DA, county judge candidates offer sharp criticism of each other at forum

McALLEN — The candidates for two of the most contentious races this election season met again this week at the McAllen Citizens League forum Thursday.

The event, which came on the heels of a Tuesday forum organized by Futuro RGV, proved to be an opportunity for those running for the offices of Hidalgo County judge and district attorney to criticize each other’s platforms and previous experience, often at the expense of outlining their own policies.

The forum was held in the same room where, four years ago, controversy about the Irene Garza cold case stole the spotlight when Dale Tacheny made an unannounced appearance. Tacheny, a former monk who said ex-priest John Feit confessed to being Garza’s murderer, confronted then-district attorney Rene Guerra about his refusal to prosecute the case.

Although the same candidates are running this year for district attorney, incumbent Ricardo Rodriguez only briefly touched upon the case in his introductory statement, noting that crime victims “should not be told that there can only be a conviction when pigs fly.”

Guerra, who served as Hidalgo County DA for 32 years before he was unseated by Rodriguez in 2014, reportedly told Garza’s family that Feit would be indicted “when pigs fly.” The case quickly became a campaign issue, and last December, a Hidalgo County jury convicted Feit, sentencing him to life in prison.

Guerra did not take the bait Thursday, and rather than defending his handling on the case, called Rodriguez’s claim of serving 20,000 crime victims over the past three years “impossible.”

“They say that figures don’t lie, but liars do figure,” Guerra quipped, questioning the efficacy of the crime victims’ assistance division that Rodriguez created shortly after taking office.

The name-calling didn’t stop there, with Rodriguez referring to his opponent “idle,” “complacent” and “arrogant.”

Rodriguez repeatedly described his management of the district attorney’s office as “effective and efficient,” saying that he has spent his first term “dispensing with justice, impartially [and] fairly.”

Yet Guerra argued that he was able to serve crime victims with fewer staff members, charging Rodriguez with unnecessarily expanding the office’s payroll.

He also took an opportunity to subtly claim that Rodriguez lacks trial experience in his capacity as district attorney — a point made more directly during a forum two days prior.

The inclusion of Republican candidate Jane Cross in the county judge’s portion of the forum added a bit of spunk and humor often absent from political events.

She promised attendees that if elected her tenure won’t be boring, and her answers during the forum were nothing less than that.

As the only candidate who hasn’t held public office, Cross told the crowd: “I don’t have previous experience except I have been in business for what seems like an eternity … I’ve had three husbands; that pretty much takes precedence on knowing what to do.
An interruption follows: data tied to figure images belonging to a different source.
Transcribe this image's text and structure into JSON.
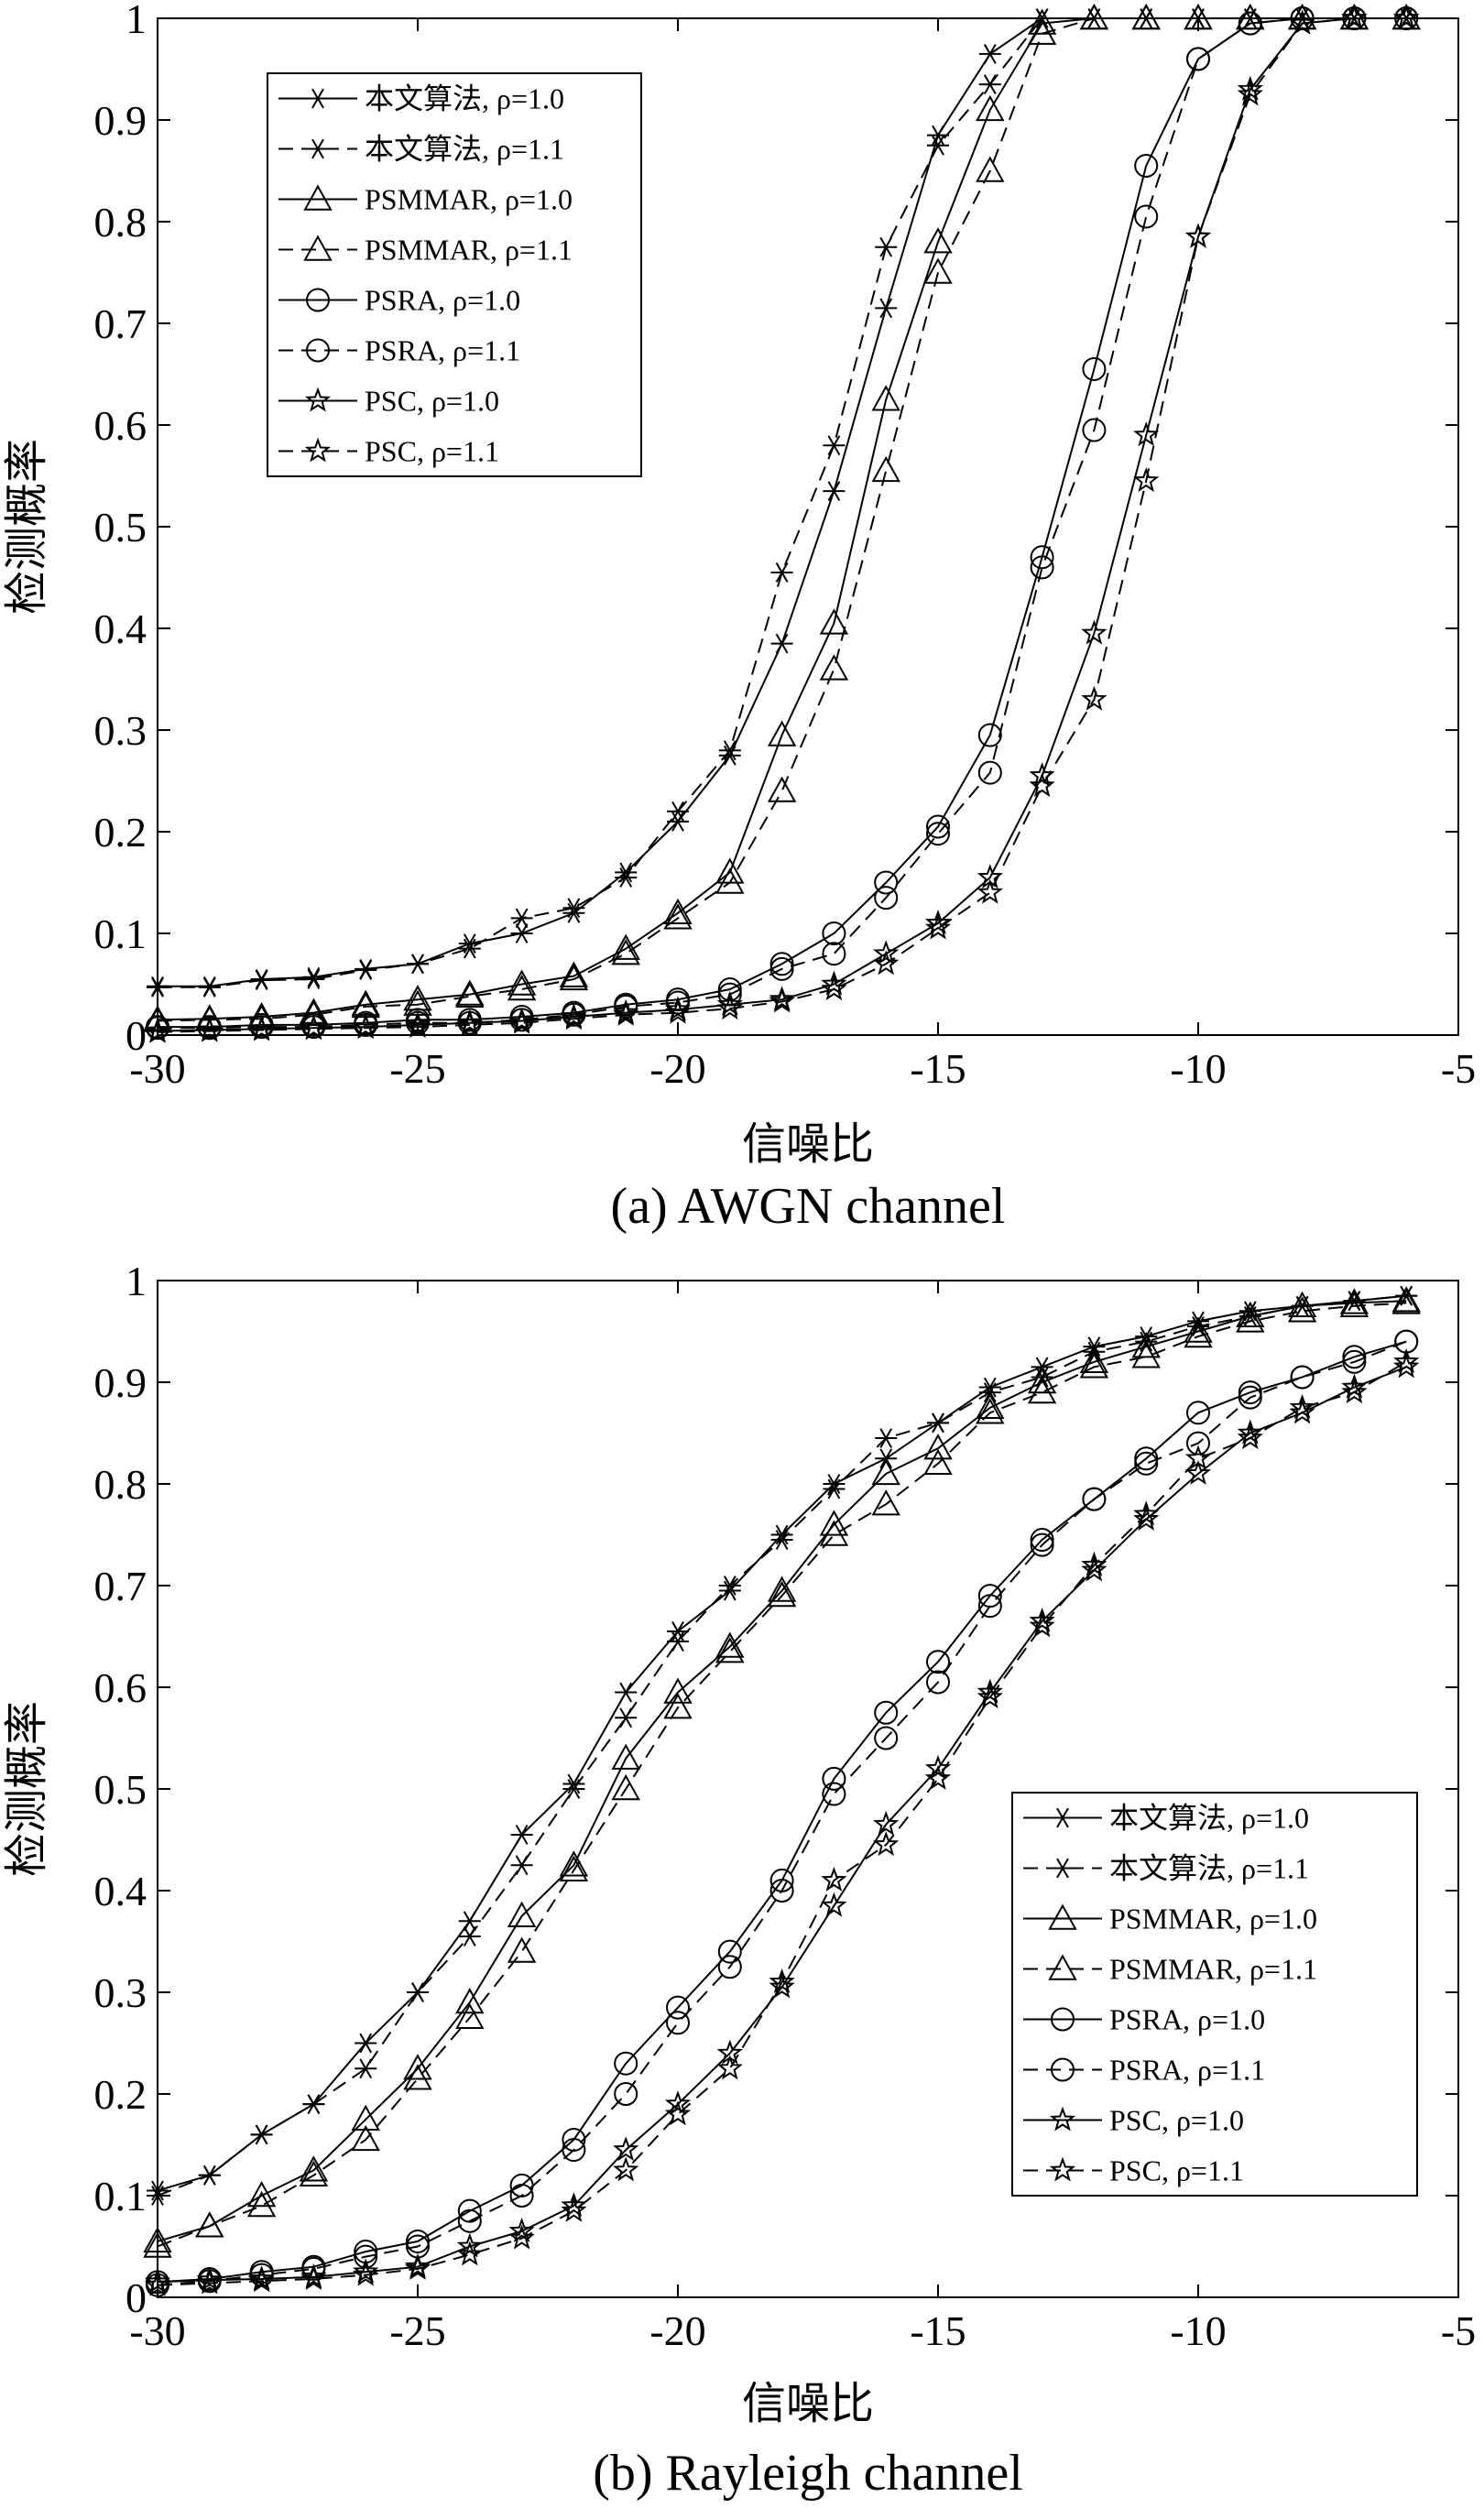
{
  "chart_data": [
    {
      "type": "line",
      "caption": "(a) AWGN channel",
      "xlabel": "信噪比",
      "ylabel": "检测概率",
      "xlim": [
        -30,
        -5
      ],
      "ylim": [
        0,
        1
      ],
      "xticks": [
        "-30",
        "-25",
        "-20",
        "-15",
        "-10",
        "-5"
      ],
      "yticks": [
        "0",
        "0.1",
        "0.2",
        "0.3",
        "0.4",
        "0.5",
        "0.6",
        "0.7",
        "0.8",
        "0.9",
        "1"
      ],
      "legend_position": "top-left",
      "x": [
        -30,
        -29,
        -28,
        -27,
        -26,
        -25,
        -24,
        -23,
        -22,
        -21,
        -20,
        -19,
        -18,
        -17,
        -16,
        -15,
        -14,
        -13,
        -12,
        -11,
        -10,
        -9,
        -8,
        -7,
        -6
      ],
      "series": [
        {
          "name": "本文算法, ρ=1.0",
          "marker": "star6",
          "dash": false,
          "values": [
            0.048,
            0.048,
            0.055,
            0.057,
            0.065,
            0.07,
            0.09,
            0.1,
            0.12,
            0.16,
            0.21,
            0.275,
            0.385,
            0.535,
            0.715,
            0.885,
            0.965,
            1.0,
            1.0,
            1.0,
            1.0,
            1.0,
            1.0,
            1.0,
            1.0
          ]
        },
        {
          "name": "本文算法, ρ=1.1",
          "marker": "star6",
          "dash": true,
          "values": [
            0.047,
            0.047,
            0.054,
            0.055,
            0.064,
            0.07,
            0.085,
            0.115,
            0.125,
            0.155,
            0.22,
            0.28,
            0.455,
            0.58,
            0.775,
            0.875,
            0.935,
            1.0,
            1.0,
            1.0,
            1.0,
            1.0,
            1.0,
            1.0,
            1.0
          ]
        },
        {
          "name": "PSMMAR, ρ=1.0",
          "marker": "triangle",
          "dash": false,
          "values": [
            0.015,
            0.016,
            0.018,
            0.022,
            0.03,
            0.035,
            0.04,
            0.05,
            0.058,
            0.085,
            0.12,
            0.16,
            0.295,
            0.405,
            0.625,
            0.78,
            0.91,
            0.995,
            1.0,
            1.0,
            1.0,
            1.0,
            1.0,
            1.0,
            1.0
          ]
        },
        {
          "name": "PSMMAR, ρ=1.1",
          "marker": "triangle",
          "dash": true,
          "values": [
            0.014,
            0.015,
            0.016,
            0.02,
            0.028,
            0.03,
            0.038,
            0.045,
            0.055,
            0.08,
            0.115,
            0.15,
            0.24,
            0.36,
            0.555,
            0.75,
            0.85,
            0.985,
            1.0,
            1.0,
            1.0,
            1.0,
            1.0,
            1.0,
            1.0
          ]
        },
        {
          "name": "PSRA, ρ=1.0",
          "marker": "circle",
          "dash": false,
          "values": [
            0.008,
            0.008,
            0.01,
            0.01,
            0.012,
            0.015,
            0.015,
            0.018,
            0.022,
            0.03,
            0.035,
            0.045,
            0.07,
            0.1,
            0.15,
            0.205,
            0.295,
            0.47,
            0.655,
            0.855,
            0.96,
            0.995,
            1.0,
            1.0,
            1.0
          ]
        },
        {
          "name": "PSRA, ρ=1.1",
          "marker": "circle",
          "dash": true,
          "values": [
            0.007,
            0.007,
            0.008,
            0.008,
            0.01,
            0.012,
            0.012,
            0.015,
            0.02,
            0.028,
            0.032,
            0.04,
            0.065,
            0.08,
            0.135,
            0.198,
            0.258,
            0.46,
            0.595,
            0.805,
            0.96,
            0.995,
            1.0,
            1.0,
            1.0
          ]
        },
        {
          "name": "PSC, ρ=1.0",
          "marker": "star5",
          "dash": false,
          "values": [
            0.004,
            0.005,
            0.006,
            0.007,
            0.008,
            0.01,
            0.012,
            0.014,
            0.018,
            0.022,
            0.025,
            0.03,
            0.035,
            0.05,
            0.08,
            0.11,
            0.155,
            0.255,
            0.395,
            0.59,
            0.785,
            0.93,
            0.995,
            1.0,
            1.0
          ]
        },
        {
          "name": "PSC, ρ=1.1",
          "marker": "star5",
          "dash": true,
          "values": [
            0.003,
            0.004,
            0.005,
            0.006,
            0.007,
            0.008,
            0.01,
            0.012,
            0.016,
            0.02,
            0.022,
            0.026,
            0.033,
            0.045,
            0.07,
            0.105,
            0.14,
            0.245,
            0.33,
            0.545,
            0.785,
            0.925,
            0.995,
            1.0,
            1.0
          ]
        }
      ]
    },
    {
      "type": "line",
      "caption": "(b) Rayleigh channel",
      "xlabel": "信噪比",
      "ylabel": "检测概率",
      "xlim": [
        -30,
        -5
      ],
      "ylim": [
        0,
        1
      ],
      "xticks": [
        "-30",
        "-25",
        "-20",
        "-15",
        "-10",
        "-5"
      ],
      "yticks": [
        "0",
        "0.1",
        "0.2",
        "0.3",
        "0.4",
        "0.5",
        "0.6",
        "0.7",
        "0.8",
        "0.9",
        "1"
      ],
      "legend_position": "bottom-right",
      "x": [
        -30,
        -29,
        -28,
        -27,
        -26,
        -25,
        -24,
        -23,
        -22,
        -21,
        -20,
        -19,
        -18,
        -17,
        -16,
        -15,
        -14,
        -13,
        -12,
        -11,
        -10,
        -9,
        -8,
        -7,
        -6
      ],
      "series": [
        {
          "name": "本文算法, ρ=1.0",
          "marker": "star6",
          "dash": false,
          "values": [
            0.105,
            0.12,
            0.16,
            0.19,
            0.25,
            0.3,
            0.37,
            0.455,
            0.505,
            0.595,
            0.655,
            0.695,
            0.75,
            0.8,
            0.825,
            0.86,
            0.895,
            0.915,
            0.935,
            0.945,
            0.96,
            0.97,
            0.975,
            0.98,
            0.985
          ]
        },
        {
          "name": "本文算法, ρ=1.1",
          "marker": "star6",
          "dash": true,
          "values": [
            0.1,
            0.12,
            0.16,
            0.19,
            0.225,
            0.3,
            0.355,
            0.425,
            0.5,
            0.57,
            0.645,
            0.7,
            0.745,
            0.795,
            0.845,
            0.86,
            0.89,
            0.905,
            0.93,
            0.94,
            0.955,
            0.965,
            0.975,
            0.98,
            0.985
          ]
        },
        {
          "name": "PSMMAR, ρ=1.0",
          "marker": "triangle",
          "dash": false,
          "values": [
            0.055,
            0.07,
            0.1,
            0.125,
            0.175,
            0.225,
            0.29,
            0.375,
            0.425,
            0.53,
            0.595,
            0.64,
            0.695,
            0.76,
            0.81,
            0.835,
            0.875,
            0.9,
            0.92,
            0.935,
            0.95,
            0.965,
            0.975,
            0.978,
            0.98
          ]
        },
        {
          "name": "PSMMAR, ρ=1.1",
          "marker": "triangle",
          "dash": true,
          "values": [
            0.05,
            0.07,
            0.09,
            0.12,
            0.155,
            0.215,
            0.275,
            0.34,
            0.42,
            0.5,
            0.58,
            0.635,
            0.69,
            0.75,
            0.78,
            0.82,
            0.87,
            0.89,
            0.915,
            0.925,
            0.945,
            0.96,
            0.97,
            0.975,
            0.978
          ]
        },
        {
          "name": "PSRA, ρ=1.0",
          "marker": "circle",
          "dash": false,
          "values": [
            0.015,
            0.018,
            0.025,
            0.03,
            0.045,
            0.055,
            0.085,
            0.11,
            0.155,
            0.23,
            0.285,
            0.34,
            0.41,
            0.51,
            0.575,
            0.625,
            0.69,
            0.745,
            0.785,
            0.825,
            0.87,
            0.89,
            0.905,
            0.925,
            0.94
          ]
        },
        {
          "name": "PSRA, ρ=1.1",
          "marker": "circle",
          "dash": true,
          "values": [
            0.012,
            0.016,
            0.022,
            0.028,
            0.04,
            0.05,
            0.075,
            0.1,
            0.145,
            0.2,
            0.27,
            0.325,
            0.4,
            0.495,
            0.55,
            0.605,
            0.68,
            0.74,
            0.785,
            0.82,
            0.84,
            0.885,
            0.905,
            0.92,
            0.94
          ]
        },
        {
          "name": "PSC, ρ=1.0",
          "marker": "star5",
          "dash": false,
          "values": [
            0.015,
            0.017,
            0.018,
            0.02,
            0.025,
            0.03,
            0.05,
            0.065,
            0.09,
            0.145,
            0.19,
            0.24,
            0.305,
            0.385,
            0.465,
            0.52,
            0.595,
            0.665,
            0.715,
            0.765,
            0.81,
            0.85,
            0.87,
            0.895,
            0.915
          ]
        },
        {
          "name": "PSC, ρ=1.1",
          "marker": "star5",
          "dash": true,
          "values": [
            0.012,
            0.014,
            0.016,
            0.018,
            0.022,
            0.028,
            0.042,
            0.058,
            0.085,
            0.125,
            0.18,
            0.225,
            0.31,
            0.41,
            0.445,
            0.51,
            0.59,
            0.66,
            0.72,
            0.77,
            0.825,
            0.845,
            0.875,
            0.89,
            0.92
          ]
        }
      ]
    }
  ]
}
I’ve managed to stay out of jail with the three husbands and managed not to go broke with the three husbands.”

Although Cross’s responses to KURV talk show host Davis Rankin were by far the most entertaining, they lacked specifics compared to those given by Democratic candidates Richard Cortez and Eloy Pulido.
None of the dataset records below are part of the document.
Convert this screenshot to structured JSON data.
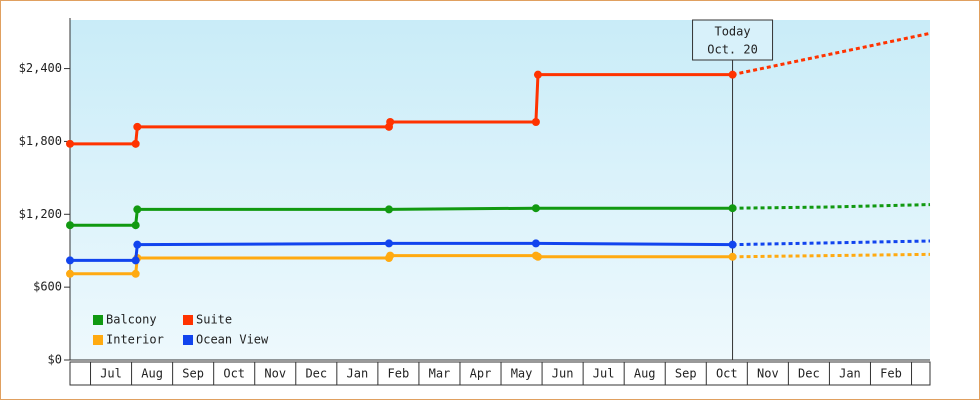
{
  "chart_data": {
    "type": "line",
    "xlim": [
      -0.5,
      20.45
    ],
    "xticks": [
      {
        "value": 0.5,
        "label": "Jul"
      },
      {
        "value": 1.5,
        "label": "Aug"
      },
      {
        "value": 2.5,
        "label": "Sep"
      },
      {
        "value": 3.5,
        "label": "Oct"
      },
      {
        "value": 4.5,
        "label": "Nov"
      },
      {
        "value": 5.5,
        "label": "Dec"
      },
      {
        "value": 6.5,
        "label": "Jan"
      },
      {
        "value": 7.5,
        "label": "Feb"
      },
      {
        "value": 8.5,
        "label": "Mar"
      },
      {
        "value": 9.5,
        "label": "Apr"
      },
      {
        "value": 10.5,
        "label": "May"
      },
      {
        "value": 11.5,
        "label": "Jun"
      },
      {
        "value": 12.5,
        "label": "Jul"
      },
      {
        "value": 13.5,
        "label": "Aug"
      },
      {
        "value": 14.5,
        "label": "Sep"
      },
      {
        "value": 15.5,
        "label": "Oct"
      },
      {
        "value": 16.5,
        "label": "Nov"
      },
      {
        "value": 17.5,
        "label": "Dec"
      },
      {
        "value": 18.5,
        "label": "Jan"
      },
      {
        "value": 19.5,
        "label": "Feb"
      }
    ],
    "ylim": [
      0,
      2800
    ],
    "yticks": [
      {
        "value": 0,
        "label": "$0"
      },
      {
        "value": 600,
        "label": "$600"
      },
      {
        "value": 1200,
        "label": "$1,200"
      },
      {
        "value": 1800,
        "label": "$1,800"
      },
      {
        "value": 2400,
        "label": "$2,400"
      }
    ],
    "today": {
      "x": 15.64,
      "label": "Today",
      "date": "Oct. 20"
    },
    "series": [
      {
        "name": "Balcony",
        "color": "#119911",
        "x": [
          -0.5,
          1.1,
          1.14,
          7.27,
          10.85,
          15.64
        ],
        "values": [
          1110,
          1110,
          1240,
          1240,
          1250,
          1250
        ],
        "forecast_x": [
          15.64,
          18,
          20.45
        ],
        "forecast_values": [
          1250,
          1260,
          1280
        ]
      },
      {
        "name": "Suite",
        "color": "#ff3300",
        "x": [
          -0.5,
          1.1,
          1.14,
          7.27,
          7.3,
          10.85,
          10.9,
          15.64
        ],
        "values": [
          1780,
          1780,
          1920,
          1920,
          1960,
          1960,
          2350,
          2350
        ],
        "forecast_x": [
          15.64,
          20.45
        ],
        "forecast_values": [
          2350,
          2690
        ]
      },
      {
        "name": "Interior",
        "color": "#ffaa11",
        "x": [
          -0.5,
          1.1,
          1.14,
          7.27,
          7.3,
          10.85,
          10.9,
          15.64
        ],
        "values": [
          710,
          710,
          840,
          840,
          860,
          860,
          850,
          850
        ],
        "forecast_x": [
          15.64,
          20.45
        ],
        "forecast_values": [
          850,
          870
        ]
      },
      {
        "name": "Ocean View",
        "color": "#1144ee",
        "x": [
          -0.5,
          1.1,
          1.14,
          7.27,
          10.85,
          15.64
        ],
        "values": [
          820,
          820,
          950,
          960,
          960,
          950
        ],
        "forecast_x": [
          15.64,
          20.45
        ],
        "forecast_values": [
          950,
          980
        ]
      }
    ]
  }
}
At one point she facetiously thanked Cortez and Pulido for responding to a question before her so she could “steal some of their knowledge.” She was honest when she didn’t have an answer to a question, stating, “I’m sure there are smarter people than me who can figure it out … we can research anything.”

Pulido and Cortez clearly differed over their approaches to decision-making.

Cortez, a former McAllen mayor and city commissioner, was at times hesitant to provide a direct answer.

When asked about his position on current County Judge Ramon Garcia’s proposal to build a new courthouse across the street from the existing one, he said he would “apply proper analysis to give you (the voters) the best result for your money” before reaching a decision.

Pulido, on the other hand, who served as county judge from 1999 to 2003, said, “You can analyze something as much as you want, but a lot of times common sense tells you everything. Common sense tells you that you cannot build a new courthouse in front of the old courthouse and on the only parking lot that we have for jury duty.”

Pulido criticized his opponent’s exploratory committee, saying that he didn’t need a committee to tell him to run, and also cast Cortez as a “status quo” candidate who would continue Garcia’s style of leadership.

Cortez, however, emphasized his track record of “working with others to accomplish great things for the community,” noting that “90 percent of the mayors in the county” had stated their support for his campaign.

“…Your vision has no value until you come to a community vision, a joint vision of others and that means working together,” Cortez said.

Cross maintained that she could get along with people, adding, “I am so tired of everybody getting the back-door deals … I want to cross out corruption. I don’t owe anybody anything.”